When someone no less in stature than Steve Jobs requests you by name and refuses to work with anyone else, you know you’ve entered a rare stratosphere. Paul Rand was the name on Jobs' mind when he needed a logo for his new company after being ousted from Apple in 1985. Credited with bringing the Swiss style of graphic design to the United States, Rand is also often attributed with completely changing the visual landscape of America in both the arts and commerce. His designs were simple, meaningful, and memorable. All characteristics that led to him design the logos for behemoths like IBM, ABC, and UPS, and creating magazine covers & spreads for Esquire & GQ’s precursor, Apparel Arts.

Paul Rand Profile
Rand at his studio in Weston, CT

Anyone who says youth is wasted on the young isn't familiar with Rand. Born and raised in Brooklyn, New York, Rand had stared his career by age 15, defying his parents and lying about his age to be able to enroll in night classes at the Pratt Institute while in high school. Just out of school, Rand began producing covers for a politically charged arts magazine Direction and, with complete creative control, had the rare opportunity to publish his work to large audiences fresh out of college.

So what was his work all about?

In his book, Thoughts on Design, Rand quotes philosopher John Dewey when he says “great original artists take a tradition into themselves. They have not shunned but digested it. Then the very conflict set up between it and what is new in themselves and in their environment creates the tension that demands a new mode of expression”. The break from the past that the Bauhaus and the Swiss style ushered in was the tradition that Rand “digested”. If you take a look at his work, you can see the influence that designers like Lazlo Moholy Nagy and artists like Paul Klee had on him. You can also see the play and humor that makes his work different.
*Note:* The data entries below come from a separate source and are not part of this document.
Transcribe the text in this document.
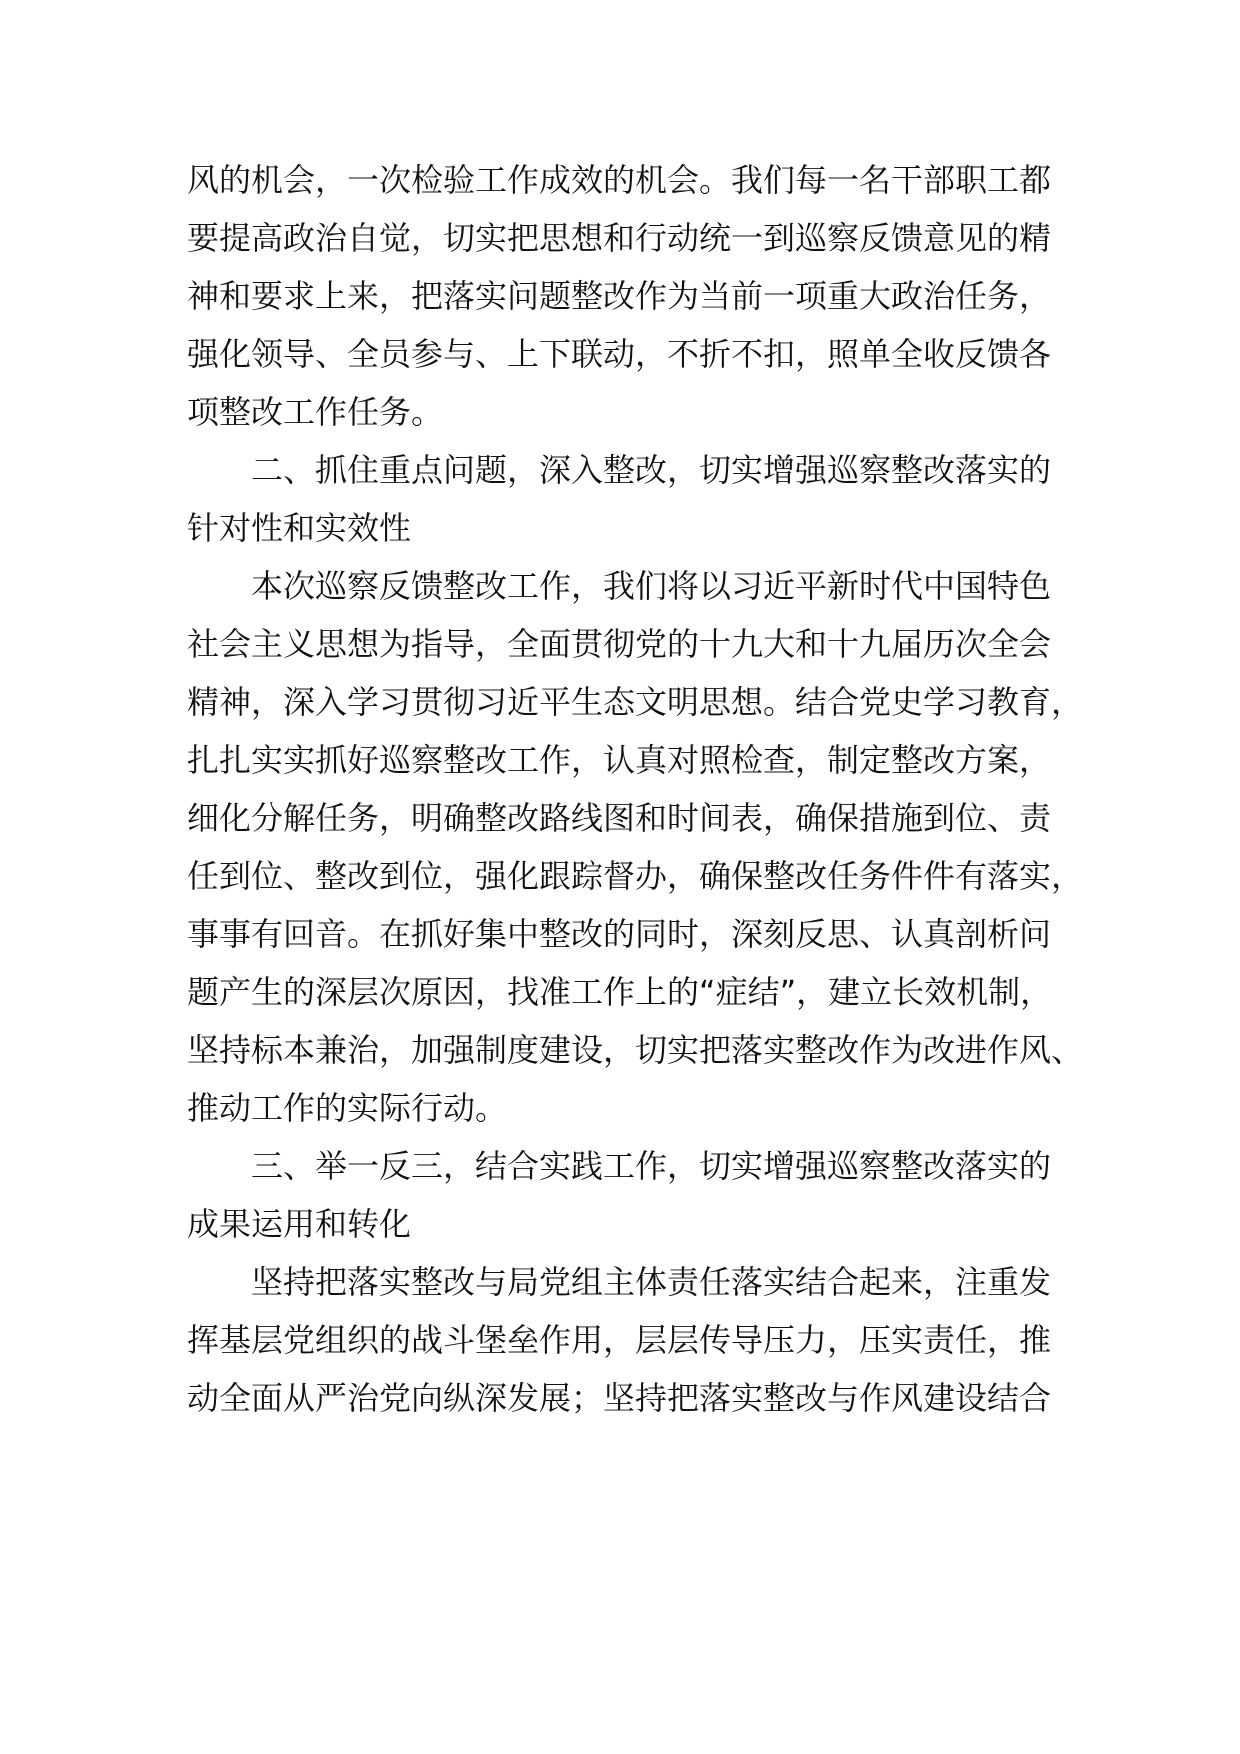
风的机会，一次检验工作成效的机会。我们每一名干部职工都
要提高政治自觉，切实把思想和行动统一到巡察反馈意见的精
神和要求上来，把落实问题整改作为当前一项重大政治任务，
强化领导、全员参与、上下联动，不折不扣，照单全收反馈各
项整改工作任务。
二、抓住重点问题，深入整改，切实增强巡察整改落实的
针对性和实效性
本次巡察反馈整改工作，我们将以习近平新时代中国特色
社会主义思想为指导，全面贯彻党的十九大和十九届历次全会
精神，深入学习贯彻习近平生态文明思想。结合党史学习教育，
扎扎实实抓好巡察整改工作，认真对照检查，制定整改方案，
细化分解任务，明确整改路线图和时间表，确保措施到位、责
任到位、整改到位，强化跟踪督办，确保整改任务件件有落实，
事事有回音。在抓好集中整改的同时，深刻反思、认真剖析问
题产生的深层次原因，找准工作上的“症结”，建立长效机制，
坚持标本兼治，加强制度建设，切实把落实整改作为改进作风、
推动工作的实际行动。
三、举一反三，结合实践工作，切实增强巡察整改落实的
成果运用和转化
坚持把落实整改与局党组主体责任落实结合起来，注重发
挥基层党组织的战斗堡垒作用，层层传导压力，压实责任，推
动全面从严治党向纵深发展；坚持把落实整改与作风建设结合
Paul Rand Art Directors Club
Art Directors Club Hall of Fame invitation and RSVP card, 1983.

You can also see a playfulness and humor that makes his work different and speaks to us here at Adsum.

Rand’s influence can be seen in our own approach to graphic design. The most direct of his influence is exhibited on our notepads, a design that borrows heavily from a letterhead he had while living and working in Weston, Connecticut.

Adsum Notepad

We could try to sum up the appeal of Rand’s but Steve Jobs really nailed it when he said in an interview “[Paul’s] work for me is very emotional. And yet when you study it, it is very intellectual … so if you scratch the surface on any of his work, you find out the depth of the intellectual problem solving that has taken place, and yet when you see it, it’s wonderfully emotional."

Paul Rand Grave - Adsum
Before Paul Rand died in 1996, he asked the Swiss designer Fred Troller to make a headstone for him that would transcend the usual clichés.

To the end Rand kept to his principles and produced work that is at the same time simple, meaningful and memorable.

His gravestone, two stacked marble cubes inscribed in considered typography standing out amongst a sea of tradition & sameness, says it all.